2008/Ekim ay başından itibaren ilk defa 4/1-(c)
kapsamında sigortalılar için 6289 sayılı Kanunla değişik 4688 sayılı Kanunun
28. maddesi uyarınca 1.1.2012 tarihinden itibaren bağlanan yaşlılık, malullük
veya ölüm aylıklarında yapılacak artışlar hakkında Kanunun 55. maddesinin
ikinci fıkrası uygulanmayacaktır.
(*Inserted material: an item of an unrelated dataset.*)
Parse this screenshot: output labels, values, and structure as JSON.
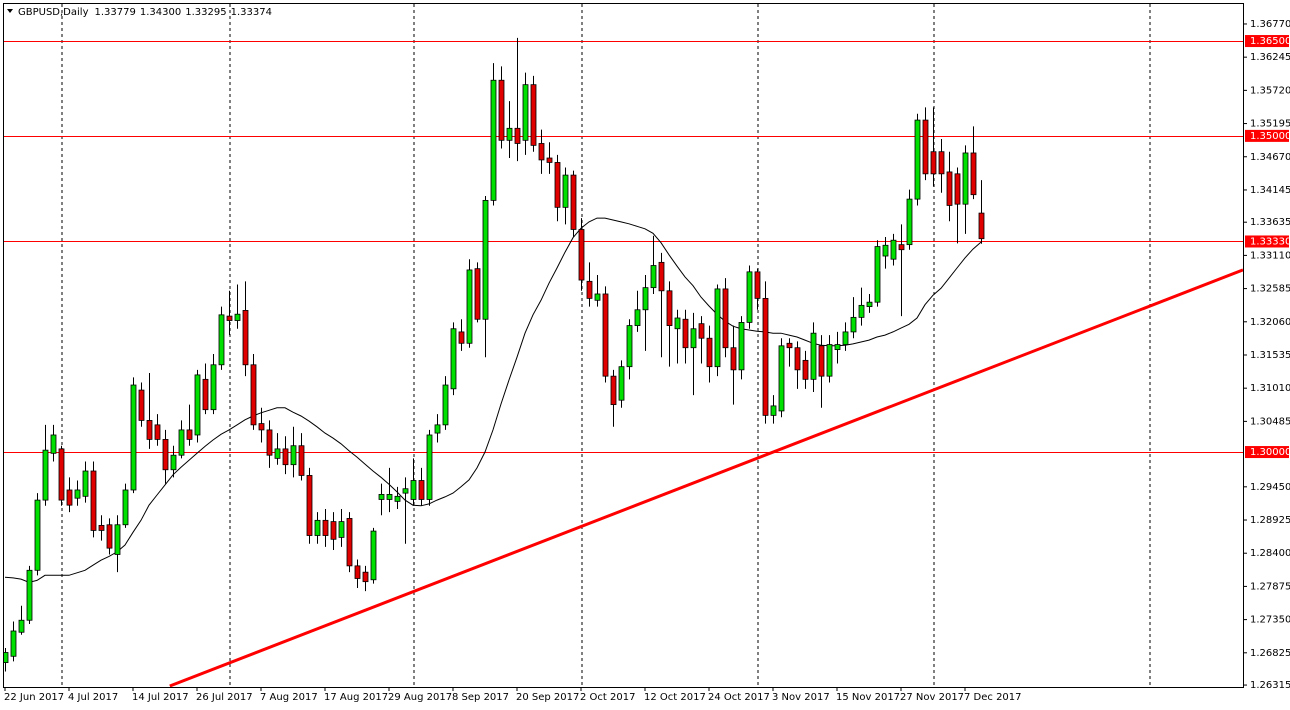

Bu kapsamda bağlanan yaşlılık, malullük veya
ölüm aylıklarında yapılacak toplu sözleşme hükümlerine göre belirlenen aylık ve
taban aylık katsayılarındaki artış dikkate alınarak artırılır.
Gerek mülga Kanun hükümlerine göre bağlanan
gelir/aylıkların gerekse Kanuna göre bağlanacak gelir/aylık artış oranları
(Ek-42)’deki tabloda yer almaktadır.
7. Gelir/aylık ve alt
sınır gelir/aylık hesabına esas kazanç miktarları
Asgari Ücret Tespit Komisyonu Kararı ile belirlenen
asgari ücret esas alınarak Kanun gereğince alınacak prim ve verilecek
ödeneklerin hesabına esas tutulan prime esas günlük kazancın alt ve üst
sınırları belirlenmektedir.
Gelir/aylık hesabı ile
alt sınır gelir/aylıklarına esas prime esas günlük ve yıllık kazançlar Sigorta
Primleri Genel Müdürlüğü tarafından çıkarılan ikincil mevzuattan takip
edilecektir.
ONALTINCI
BÖLÜM
TARIM
SİGORTASI
1. 2925 Sayılı Kanun
Uygulamaları
2008/Ekim ay başı
itibariyle yürürlüğe giren Kanunun 106. maddesinin 6. fıkrası ile 2925 sayılı
Kanunun; 1-5,13-17, 33. maddeleri ile yaşlılık sigortasından toptan
ödeme yapılmasına ilişkin 24. maddeleri yürürlükten kaldırılmış, 6111
sayılı Kanun gereğince de 35. maddesi yürürlükten kaldırılmıştır.
Ayrıca, 2925 sayılı
Kanunun;
Yaşlılık aylığına ilişkin 21. maddesi "MADDE 21-
Yaşlılık aylığı bağlanmasına hak kazanan sigortalıya, Sosyal Sigortalar ve
Genel Sağlık Sigortası Kanununun 29. maddesinde belirtilen esaslara göre aylık
bağlanır.",
Bu Kanunda aksine hüküm bulunmayan hallerde 506 sayılı
Kanunun hangi maddelerinin uygulanacağına ilişkin 39. maddesi "a) Sosyal
Sigortalar ve Genel Sağlık Sigortası Kanununun 13, 14, 19, 20, 21, 22, 25, 26,
27, 28, 31, 33, 34, 35, 36, 54, 55, 57, 58, 59, 60, 61, 63, 64, 65, 66, 67, 68,
69, 70, 71, 72, 73,76, 77,78, 88, 89, 94, 95, 96, 97, 100 ve 101., geçici 2. ve
geçici 5. maddeleri ile 41. maddenin (b) bendi,”.
şeklinde
değiştirilmiştir.
Kanunun yürürlüğe
girdiği 2008/Ekim ay başından itibaren 2925 sayılı Kanuna göre sigortalı tescili
yapılmayacak, ancak, Kanunun yürürlüğe girdiği tarihte sigortalığı devam
edenler Kanuna göre 4/1-(a) kapsamında sigortalı sayılarak bu sigortalılar ile
bunların hak sahiplerinin her türlü hak ve yükümlülükleri, Kanunla yürürlükten
kaldırılan hükümleri hariç olmak üzere 2925 sayılı Kanuna göre devam edecektir.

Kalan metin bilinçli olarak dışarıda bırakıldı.